Skills and Interventions (Cont.)

- Mnemonics > LEARN: Listen, Explain, Acknowledge, Recommend, Negotiate > RESPECT: Rapport, Empathy, Support, Partnership, Explanations, Cultural Competence, Trust > ETHNIC: Explanation, Treatment, Healers, Negotiate, Intervention, Collaboration > C-LARA: Calm, Listen, Affirm, Respond, Add - You can use transcultural communication skills to better understand a patient's behavior and to behave in a culturally congruent way. - A number of authors have developed mnemonic cultural assessment and planning tools. Mnemonics, or memory aids, offer you a different option that makes it easier to perform assessments and communicate effectively with patients about their plan of care. - If you use the LEARN mnemonic, your first step is to listen to the patient's explanation or story of the presenting problem. Then you explain your perception of the patient's problem, whether it is physiological, psychological, or cultural. Then you acknowledge the similarities and differences between the two perceptions. It is important to recognize differences but build on the similarities. The fourth step involves recommendations that require you to involve the patient and family when appropriate. The last step is to then negotiate a mutually agreeable, culturally oriented, patient-centered plan. Remember that cultural assessment and care planning requires a level of negotiation.

Cultural Desire

- The motivation of a health care professional to "want to"—not "have to"—engage in the process of becoming culturally competent - Health care organizations are increasingly integrating cultural competence principles into everyday organizational processes and practices - It is easy to avoid cultural encounters with patients. Time, our personal discomfort in communicating with others who are "different," and a focus on physical care priorities are just some of the factors that may limit encounters with patients. - An ethically responsible professional nurse must embrace the importance of cultural competency and apply principles in daily patient encounters. - Health care regulatory agencies, national think tanks, and government agencies expect health care organizations to incorporate cultural competence into policies and practices to ensure effective communication, patient safety and quality, and patient-centered care.

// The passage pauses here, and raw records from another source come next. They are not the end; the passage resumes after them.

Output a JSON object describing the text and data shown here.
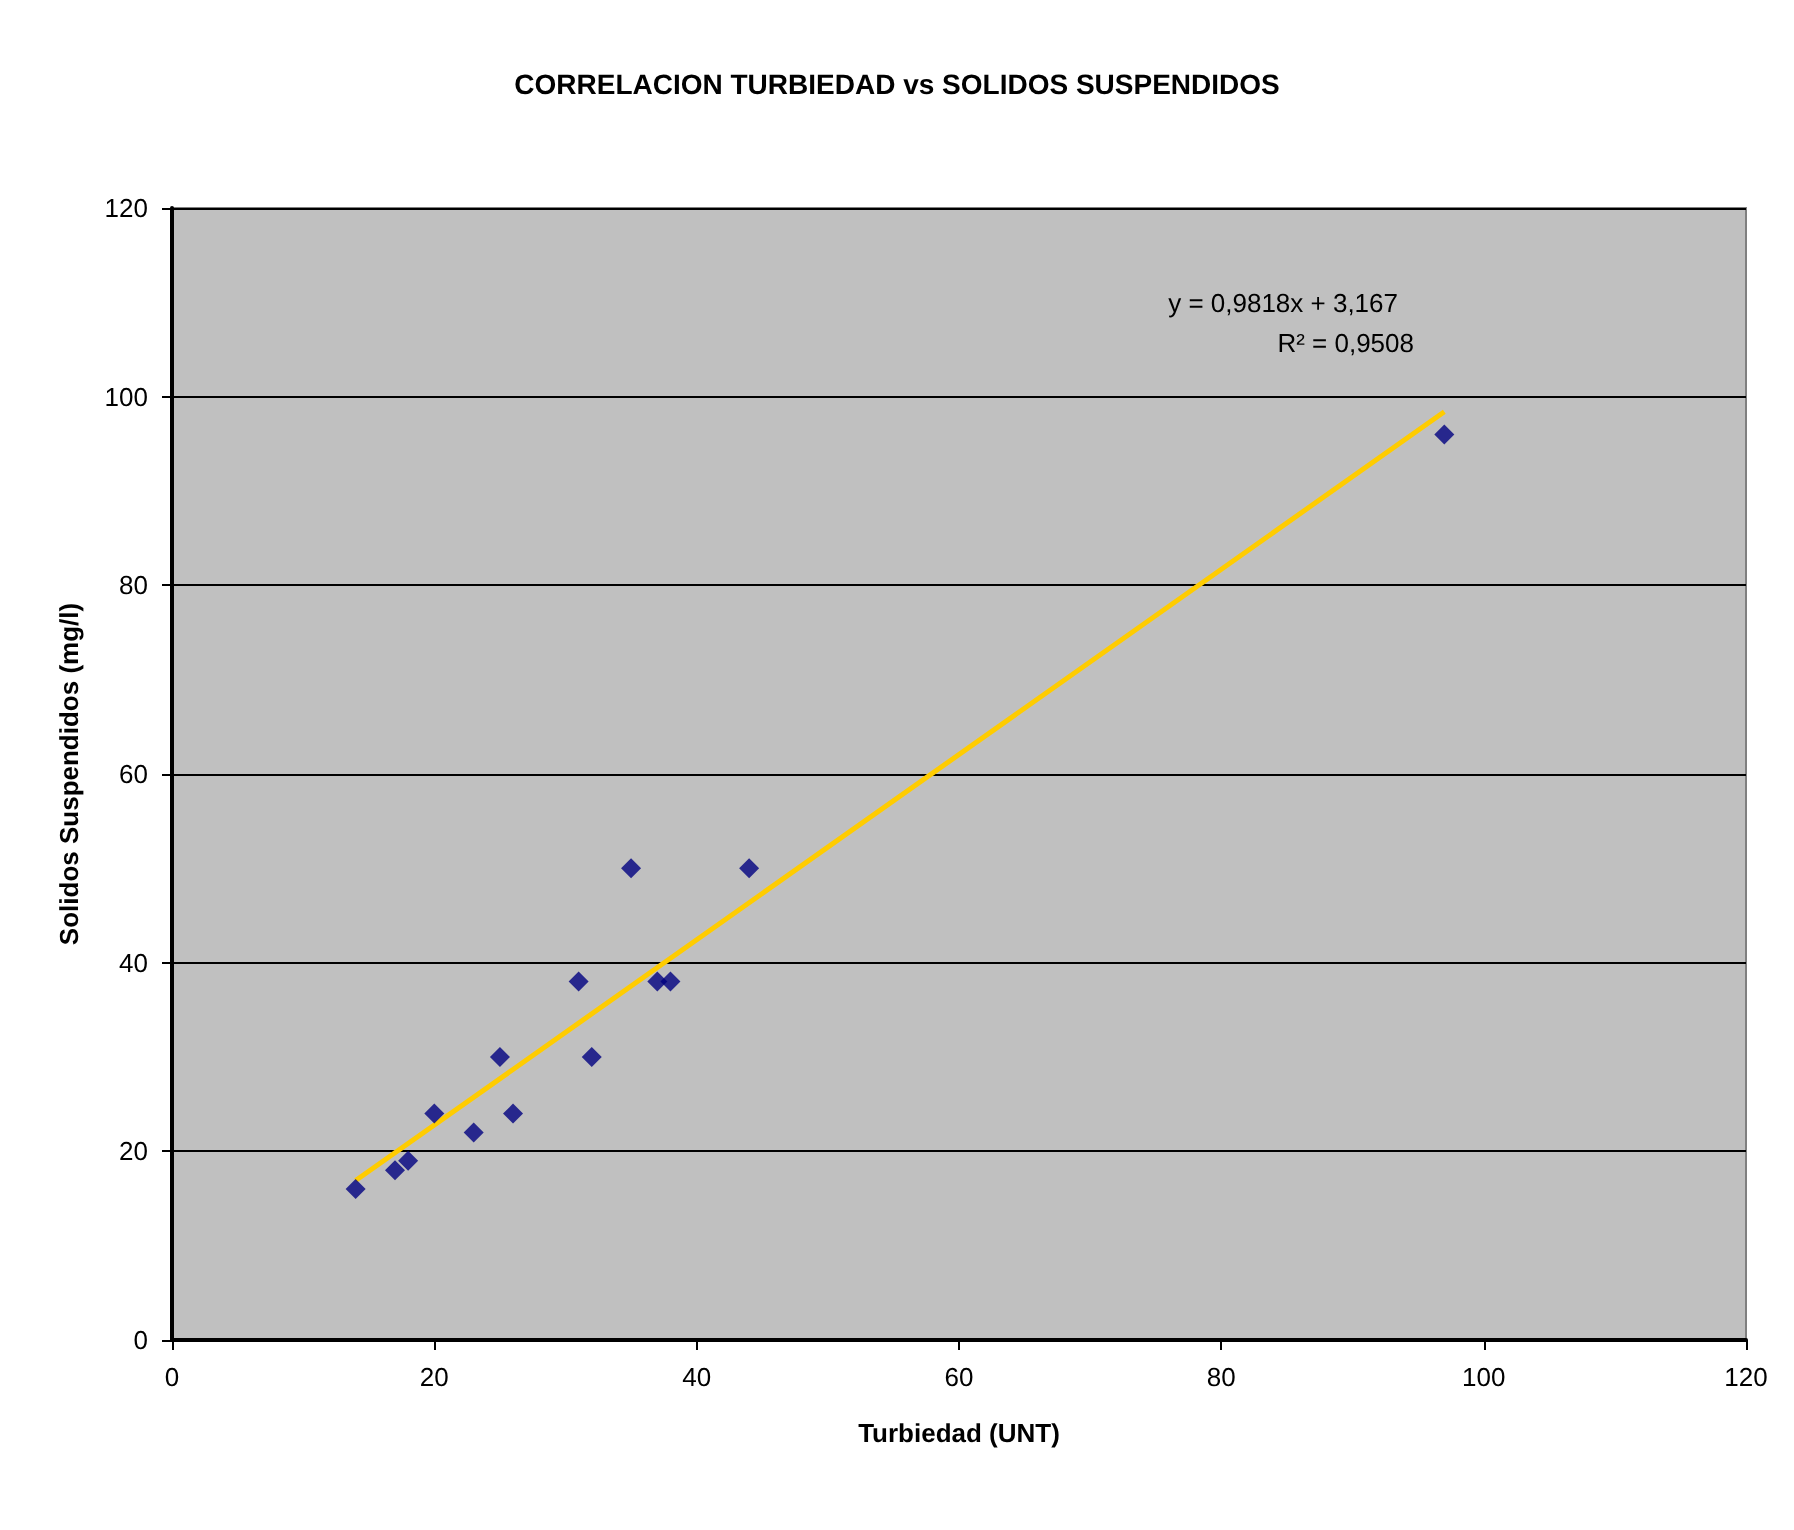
{
  "chart_data": {
    "type": "scatter",
    "title": "CORRELACION TURBIEDAD vs SOLIDOS SUSPENDIDOS",
    "xlabel": "Turbiedad (UNT)",
    "ylabel": "Solidos Suspendidos (mg/l)",
    "x": [
      14,
      17,
      18,
      20,
      23,
      25,
      26,
      31,
      32,
      35,
      37,
      38,
      44,
      97
    ],
    "series": [
      {
        "color": "#000080",
        "values": [
          16,
          18,
          19,
          24,
          22,
          30,
          24,
          38,
          30,
          50,
          38,
          38,
          50,
          96
        ],
        "marker": "diamond"
      },
      {
        "type": "line",
        "color": "#ffcc00",
        "x": [
          14,
          97
        ],
        "values": [
          16.9,
          98.4
        ],
        "marker": "none"
      }
    ],
    "xlim": [
      0,
      120
    ],
    "xticks": [
      0,
      20,
      40,
      60,
      80,
      100,
      120
    ],
    "ylim": [
      0,
      120
    ],
    "yticks": [
      0,
      20,
      40,
      60,
      80,
      100,
      120
    ],
    "grid": "y",
    "annotations": [
      "y = 0,9818x + 3,167",
      "R² = 0,9508"
    ]
  }
}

Cultural Knowledge—World Views

- World view > Emic > Etic - Avoid stereotyping - Treat the individual - See every patient encounter as cross-cultural - World view refers to "the way people tend to look out upon the world or their universe to form a picture or value stance about life or the world around them." - When you assess a patient's cultural background and needs, you take into account each patient's world view, then you plan and provide nursing care in partnership with each patient to ensure that it is safe, effective, and culturally sensitive. - In any intercultural encounter there is an insider perspective (emic world view) and an outsider perspective (etic world view). - Avoid stereotypes or unwarranted generalizations about any particular group that prevents an accurate assessment of an individual's unique characteristics and world view. Instead approach each person individually, and ask questions to gain a better understanding of the person's perspective and needs. - Most health care providers educated in Western traditions are immersed in the culture of science and biomedicine through their course work and professional experience. Consequently, they often have a world view that differs from that of their patients. As a nurse it is best to see every patient encounter as being cross-cultural.